Colliers International Vice Chairman Brad Mendelson said gyms are not a surefire solution to attract foot traffic. Attracting tourists is the best way to keep a retail space healthy in New York City, he said.
“There’s only so much [a] gym can pay, so, in a lot of areas, they are priced out,” he said, adding condominium prices and rents can have a major impact on a gym’s survival. “Someone who lives in a $50M apartment is not going to a $10-a-month gym.”
Planet Fitness, with memberships starting at $10 per month, has 11 locations in Manhattan, six of which are south of Central Park. SoulCycle, founded on the Upper West Side in 2006, has classes that start at $30 for a 45-minute ride. It has 19 locations in Manhattan and two in the tony Brooklyn neighborhoods of Williamsburg and Brooklyn Heights.
Two of the women who founded SoulCycle made just shy of $90M each in 2015 when Equinox bought out the company. A third SoulCycle founder started Flywheel in 2010, which has expanded to more than 40 operations in the city.
Rumble boxing, which has locations in Nolita and Flatiron, allegedly counts David Beckham, Kendall Jenner and Hailey Baldwin as attendees.
But gyms often have complex demands for their build-out, and keeping alive in the city is no cakewalk.
“Not everyone’s going to make it,” said Director of Retail Leasing Service at Cushman & Wakefield Michael Azarian, whose clients include boxing fitness concept EverybodyFights. “It’s a very competitive market.”
But despite the challenges, many operators see NYC as a market worth taking on.
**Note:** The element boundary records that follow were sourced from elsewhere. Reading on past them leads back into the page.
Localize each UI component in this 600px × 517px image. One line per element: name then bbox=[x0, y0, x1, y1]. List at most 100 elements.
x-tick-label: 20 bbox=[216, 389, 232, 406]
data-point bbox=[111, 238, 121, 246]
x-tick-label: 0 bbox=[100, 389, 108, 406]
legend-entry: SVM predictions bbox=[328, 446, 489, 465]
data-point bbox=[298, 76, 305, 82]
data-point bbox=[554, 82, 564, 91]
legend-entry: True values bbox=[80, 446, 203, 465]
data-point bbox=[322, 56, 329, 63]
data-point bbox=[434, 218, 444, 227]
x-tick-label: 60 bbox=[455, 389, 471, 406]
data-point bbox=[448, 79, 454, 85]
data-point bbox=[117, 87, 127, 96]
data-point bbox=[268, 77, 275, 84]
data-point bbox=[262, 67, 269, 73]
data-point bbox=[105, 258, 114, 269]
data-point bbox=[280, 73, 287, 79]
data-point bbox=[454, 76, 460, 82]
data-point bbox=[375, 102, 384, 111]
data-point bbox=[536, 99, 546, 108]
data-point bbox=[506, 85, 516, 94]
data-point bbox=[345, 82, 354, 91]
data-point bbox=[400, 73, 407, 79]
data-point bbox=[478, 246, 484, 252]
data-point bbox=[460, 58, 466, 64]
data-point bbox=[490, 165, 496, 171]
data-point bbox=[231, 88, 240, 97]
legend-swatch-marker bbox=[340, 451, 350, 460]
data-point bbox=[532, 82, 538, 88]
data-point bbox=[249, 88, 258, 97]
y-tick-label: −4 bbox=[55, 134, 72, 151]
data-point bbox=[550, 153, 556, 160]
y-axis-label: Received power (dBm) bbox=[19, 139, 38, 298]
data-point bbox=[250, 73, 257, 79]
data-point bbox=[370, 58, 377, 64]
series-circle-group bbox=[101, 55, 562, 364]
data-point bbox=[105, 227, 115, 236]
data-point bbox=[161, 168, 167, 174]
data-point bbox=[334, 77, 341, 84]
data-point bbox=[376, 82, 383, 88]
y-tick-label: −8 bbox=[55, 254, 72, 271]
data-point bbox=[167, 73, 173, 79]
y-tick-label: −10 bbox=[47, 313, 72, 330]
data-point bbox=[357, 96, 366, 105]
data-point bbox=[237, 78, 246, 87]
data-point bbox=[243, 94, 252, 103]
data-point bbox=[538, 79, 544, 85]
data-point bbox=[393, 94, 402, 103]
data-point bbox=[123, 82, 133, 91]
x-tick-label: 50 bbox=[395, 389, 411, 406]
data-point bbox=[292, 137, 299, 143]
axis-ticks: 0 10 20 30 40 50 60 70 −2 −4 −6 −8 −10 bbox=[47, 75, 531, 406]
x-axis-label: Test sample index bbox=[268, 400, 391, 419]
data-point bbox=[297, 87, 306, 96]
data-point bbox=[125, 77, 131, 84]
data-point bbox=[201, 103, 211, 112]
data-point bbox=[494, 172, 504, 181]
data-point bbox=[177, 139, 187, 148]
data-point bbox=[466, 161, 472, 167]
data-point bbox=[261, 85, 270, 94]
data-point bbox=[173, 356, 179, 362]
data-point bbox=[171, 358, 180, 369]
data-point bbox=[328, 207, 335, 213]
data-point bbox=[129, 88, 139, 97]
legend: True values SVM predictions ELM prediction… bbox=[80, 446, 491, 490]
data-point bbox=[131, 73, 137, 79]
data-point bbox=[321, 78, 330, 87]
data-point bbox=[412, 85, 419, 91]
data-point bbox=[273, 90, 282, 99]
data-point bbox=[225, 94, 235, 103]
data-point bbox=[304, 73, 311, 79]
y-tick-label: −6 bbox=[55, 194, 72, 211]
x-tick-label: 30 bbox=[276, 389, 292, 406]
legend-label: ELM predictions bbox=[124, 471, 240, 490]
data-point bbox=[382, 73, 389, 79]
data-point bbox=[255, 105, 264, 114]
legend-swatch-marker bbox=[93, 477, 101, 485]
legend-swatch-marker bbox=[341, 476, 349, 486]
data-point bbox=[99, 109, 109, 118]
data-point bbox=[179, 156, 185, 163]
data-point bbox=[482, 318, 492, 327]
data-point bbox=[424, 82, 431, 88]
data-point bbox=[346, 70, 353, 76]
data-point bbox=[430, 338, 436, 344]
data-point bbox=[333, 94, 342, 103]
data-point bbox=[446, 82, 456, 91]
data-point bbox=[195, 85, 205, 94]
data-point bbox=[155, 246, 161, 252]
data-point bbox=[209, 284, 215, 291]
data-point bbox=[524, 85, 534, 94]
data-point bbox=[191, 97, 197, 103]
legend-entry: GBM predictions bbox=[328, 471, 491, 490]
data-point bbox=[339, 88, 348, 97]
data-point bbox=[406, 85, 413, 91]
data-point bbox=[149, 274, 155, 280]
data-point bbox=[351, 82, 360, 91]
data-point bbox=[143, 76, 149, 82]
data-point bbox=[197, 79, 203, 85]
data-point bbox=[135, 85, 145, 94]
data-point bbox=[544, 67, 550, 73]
FitHouse, which is launching in the city next week, plans to open 15 gyms by taking short-term leases of a few months, spending around $150K on the fit-out. It gives the company the ability to test out locations without committing for too long.
The benefit to the landlord, according to FitHouse founder and CEO Clément Benoit, is the gyms will fill the space and bring in rent, although perhaps not as much as if it were a long-term tenant.
“There is a retail crisis, it’s obvious. They need to activate their space,” Benoit said, adding that FitHouse has the first right of refusal built into the contract if the landlord does find a long-term solution. “A long-term deal takes six to eight months, when a short term takes two or three weeks max.”
Its first location is at 276 Bowery, and it is searching for space in Flatiron, on the Upper East Side and Upper West Side. The company aims to open one new location per month in the city.
Benoit said he is motivated by the competition in New York City, which is fierce. Fitness users are now taking pieces of space originally built for big-box retail, a type of tenant no longer active in the market, according to Azarian.
“It’s kind of a win-win, now a fitness user gets to use it and the landlord can fill up the space and mitigate the risk by having multiple tenants,” he said, adding that landlords are now building office and residential buildings with gyms in mind.
When boutique fitness first came to the city, it initially took ground-floor retail, until rising rents forced them up to higher floors. Eastern Consolidated's Adelaide Polsinelli said retail rental prices are coming back down, which will allow boutique fitness to move back to street level.
“Fitness has now become about social aspects,” she said. "You are doing things like SoulCycle and it’s become a culture."